俺もできるだけ何げない感じで雅彦に答えた。
「ああ。まあな」
「い……いつから?」
「正式には……一週間前だな、うん」
雅彦と俺のやり取りをぼんやり眺めていた高城が、我に返って日向に質問をした。
「日向。それって冗談よね? 私をからかってるよね?」
「ううん。ホントだよ」
「ほ、ホントに……ホントなのっ!?」
「うん、ホント」
日向は終始ニコニコしながら、楽しそうに高城の質問に答えている。
「えっ……? ええっ……? えええーっ!? そんなの日向のお母さんが知ったら、大反対されるよっ!」
高城は青ざめている。そう言えば高城は日向のお母さんと会ったことがあると、日向は言ってたっけ。
「うん、大丈夫だよ。もうお母さんには祐也君に会ってもらって、認めてくれたから」
「そうなのーっ?」
「うん」
「秋月って、あのお母さんが認めるような人なの!?」
「うん。そうみたい」
さらに信じられないといった顔つきで、高城はわなわなと唇を震わせながら俺の顔を見た。俺はどうすればいいのかわからなくて、とりあえずニコッと笑顔を返す。
「あ……いや……そ、それは良かったね、秋月」
高城は、もう何がなんだかわからなくなってるに違いない。
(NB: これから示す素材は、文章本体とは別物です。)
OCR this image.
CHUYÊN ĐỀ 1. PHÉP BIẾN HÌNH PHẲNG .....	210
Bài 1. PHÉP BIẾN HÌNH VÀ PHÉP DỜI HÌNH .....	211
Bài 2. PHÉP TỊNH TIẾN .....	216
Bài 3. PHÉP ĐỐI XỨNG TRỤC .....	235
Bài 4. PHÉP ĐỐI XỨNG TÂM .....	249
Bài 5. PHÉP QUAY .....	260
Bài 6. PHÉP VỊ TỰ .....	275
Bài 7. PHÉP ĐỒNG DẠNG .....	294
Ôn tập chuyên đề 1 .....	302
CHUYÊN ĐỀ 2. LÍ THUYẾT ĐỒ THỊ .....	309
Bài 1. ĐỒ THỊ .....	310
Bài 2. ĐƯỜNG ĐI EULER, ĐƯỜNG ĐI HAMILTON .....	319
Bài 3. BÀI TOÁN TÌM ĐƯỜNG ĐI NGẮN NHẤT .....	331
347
引きつった顔のまま、とりあえず祝福してくれた。
「お、おう。ありがとう」
その時突然、周りが騒がしくなった。
「二人が付き合ってるって、やっぱりホントの話なのーっ?」
「今の話を聞いたら、ホントなんだよな!」
今まで周りのみんなは、本当の話なのかどうか、固唾を飲んで高城と俺たちのやり取りを見守っていたようだ。
俺たちの周りに、またわらわらと人が集まってきた。
「日向~っ! その話、マジ!?」
「うん、マジ」
「日向~! おめでとーっ!」
「うん、ありがとう」
日向は一人ひとりに律儀に答えている。こんなところが日向が誠実で優しくて、とても良いところだよな。
「おい秋月! マジかよ!」
「おう、マジだ」
「すげーな、秋月!」
「おお、ありがとう」
俺も日向を見習って、ちゃんと答えた。
日向と仲良くしたら、クラスの男子達に嫉妬で殺されるかもと心配していたけど、そんなことはなかった。みんな温かく祝福してくれている。
これはきっと、日向が凄すぎるばかりに、嫉妬するとかを超えているのだろうという気がする。
「秋月……ホントに日向ちゃんと付き合ってるの?」
珍しく俺に声を掛ける女子の声がしたから、振り返ってみて驚いた。それは佐倉だった。
「あ……ああ。そうだね。俺も信じられないけど」
「そっかぁ……お幸せにね」
佐倉は少し引きつって笑いながら、自分のグループの方に去って行く。立ち去り際に「うーん、残念……」という呟きが聞こえた。
──残念? そっか。佐倉は今回は違うグループだし、俺の料理を食べられないことを残念がってくれてるんだよな……?
「はい、はい、はーい、みなさーん! 調理が終わったグループは、試食と片づけをしなさいよーっ!」
先生がそう言いながら各グループの調理台を見て回るので、みんなは仕方なく実習に戻る。そのおかげでお祭り騒ぎのような実習室は、少し落ち着きを取り戻した。
そんなこんなで、日向の企てたサプライズ公表が大成功を収めた調理実習は、無事に終了したのだった。